02/11/2005 12:00 am EST


Gordon Pape

Editor and Publisher, The Income Investor and the Internet Wealth Builder

Gordon Pape has written more than 40 books on investing, and publishes four newsletters. A Canadian, Gordon is also a leading expert in the increasingly popular field of Canadian high income trusts. Here, he looks at a more conservative, "trust of trusts."

"Income trusts are similar to real estate investment trusts, but with some unique characteristics. They are structured as a trust, not a corporation. The difference is significant, as under Canadian law, a trust must pay out its profits to shareholders at least once a year. Payments are made monthly in most cases, so steady cash flow is an important advantage. It is important to remember that the payments are not guaranteed. These are not bonds and if a trust runs into financial problems it may reduce or even suspend distributions. That’s bad news. As a general rule, these trusts offer only modest growth potential.

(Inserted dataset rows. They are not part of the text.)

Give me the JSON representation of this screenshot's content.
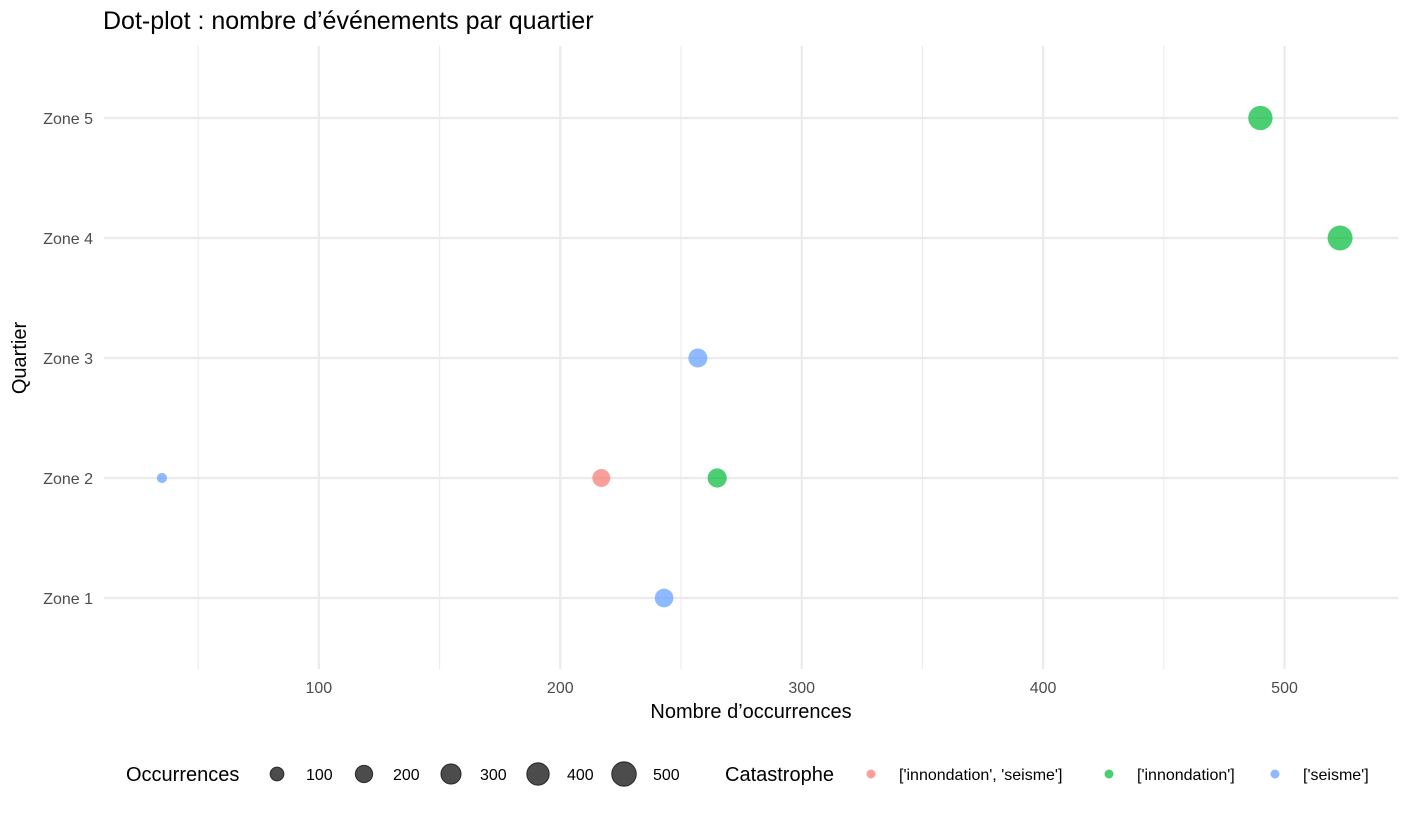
{
  "chart_data": {
    "type": "scatter",
    "title": "Dot-plot : nombre d’événements par quartier",
    "xlabel": "Nombre d’occurrences",
    "ylabel": "Quartier",
    "xlim": [
      11,
      547
    ],
    "x_ticks": [
      100,
      200,
      300,
      400,
      500
    ],
    "x_minor_ticks": [
      50,
      150,
      250,
      350,
      450
    ],
    "categories": [
      "Zone 1",
      "Zone 2",
      "Zone 3",
      "Zone 4",
      "Zone 5"
    ],
    "grid": true,
    "legend_position": "bottom",
    "size_legend": {
      "title": "Occurrences",
      "values": [
        100,
        200,
        300,
        400,
        500
      ],
      "labels": [
        "100",
        "200",
        "300",
        "400",
        "500"
      ]
    },
    "color_legend": {
      "title": "Catastrophe",
      "entries": [
        {
          "label": "['innondation', 'seisme']",
          "color": "#F8766D"
        },
        {
          "label": "['innondation']",
          "color": "#00BA38"
        },
        {
          "label": "['seisme']",
          "color": "#619CFF"
        }
      ]
    },
    "points": [
      {
        "zone": "Zone 1",
        "x": 243,
        "series": 2
      },
      {
        "zone": "Zone 2",
        "x": 35,
        "series": 2
      },
      {
        "zone": "Zone 2",
        "x": 217,
        "series": 0
      },
      {
        "zone": "Zone 2",
        "x": 265,
        "series": 1
      },
      {
        "zone": "Zone 3",
        "x": 257,
        "series": 2
      },
      {
        "zone": "Zone 4",
        "x": 523,
        "series": 1
      },
      {
        "zone": "Zone 5",
        "x": 490,
        "series": 1
      }
    ]
  }
}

Also as a general rule, the higher the cash yield from the trust, the greater the risk.

"Although we expect more modest gains from income trusts this year than last (when several of our recommended trusts had total returns above 100%), we still think three factors will help this market. First, Canadian interest rates are not likely to go up for a while, as inflation is not a serious threat. The second factor is that the fear of limited liability to shareholders is now gone and pension plans are now poised to buy more aggressively. Finally, Standard & Poor's has announced that income trusts will be included in the benchmark S&P Toronto composite index by mid-year, which means that index funds would have to buy them in order to track the index properly. So the bottom line is that while I believe the sector is relatively expensive, I don’t expect to see a sharp correction.

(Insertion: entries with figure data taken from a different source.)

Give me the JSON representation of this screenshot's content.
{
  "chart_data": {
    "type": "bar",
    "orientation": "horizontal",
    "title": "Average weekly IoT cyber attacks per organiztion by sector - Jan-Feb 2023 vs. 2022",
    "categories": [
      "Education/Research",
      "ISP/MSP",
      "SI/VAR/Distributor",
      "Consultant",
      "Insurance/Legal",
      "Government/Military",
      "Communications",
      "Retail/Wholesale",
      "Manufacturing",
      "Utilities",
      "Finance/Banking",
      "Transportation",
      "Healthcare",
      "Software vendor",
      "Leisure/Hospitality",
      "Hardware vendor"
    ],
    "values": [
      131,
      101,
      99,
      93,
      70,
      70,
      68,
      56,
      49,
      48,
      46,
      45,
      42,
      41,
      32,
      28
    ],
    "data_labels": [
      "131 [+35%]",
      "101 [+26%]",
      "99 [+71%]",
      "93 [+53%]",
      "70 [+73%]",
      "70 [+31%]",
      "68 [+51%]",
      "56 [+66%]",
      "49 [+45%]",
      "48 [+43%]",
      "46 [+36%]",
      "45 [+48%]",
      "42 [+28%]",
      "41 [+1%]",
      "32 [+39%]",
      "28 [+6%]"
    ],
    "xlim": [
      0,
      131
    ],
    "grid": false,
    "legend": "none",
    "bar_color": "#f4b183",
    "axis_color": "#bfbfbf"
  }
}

"But since the market has become expensive, I suggest that you not try to pick individual trusts. Rather, my advice is to let the pros pick the trusts for you. I suggest the  Lawrence Payout Ratio Trust (CA:LPR.UN  Toronto), a closed-end fund that invests in a portfolio of 40 equally weighted income trusts with the lowest cash payout ratios from various sectors. The payout ratio is very important when it comes to selecting an income trust. It’s the percentage of a trust’s cash flow that is distributed in a particular year. The idea behind this trust is that the lower the payout ratio, the greater the chance that a trust will be able to maintain its current distribution levels and increase them down the road.

"The history of the income trust sector has clearly shown that when a trust is forced to cut distributions, its share price gets clobbered, sometimes disproportionately. So the theory is that the structure behind this fund will greatly reduce that possibility. Some of the other criteria for inclusion in this fund are a market cap of at least $200 million, a listing of at least a year on the Toronto stock exchange, and no reductions or suspension in payments for at least two years.

"This fund is brand new, so we don’t have a history for it. Payments will be made monthly. The first payment of 8.75 cents per unit will be made on February 14. I don’t expect that subsequent payments will be that high, because this payment covers a six-week period. However, I think an average monthly payout of 6 cents a unit is quite feasible. Based on the recent price of $10.22 per unit, that would produce a 7% annual cash yield. Since the current yield of the trusts in the portfolio is slight over 8%, that does not seem out of line. Yes, you can get higher yields from selected individual trusts. But this portfolio should provide a reasonable return and offers a lower risk level that I think is appropriate right now."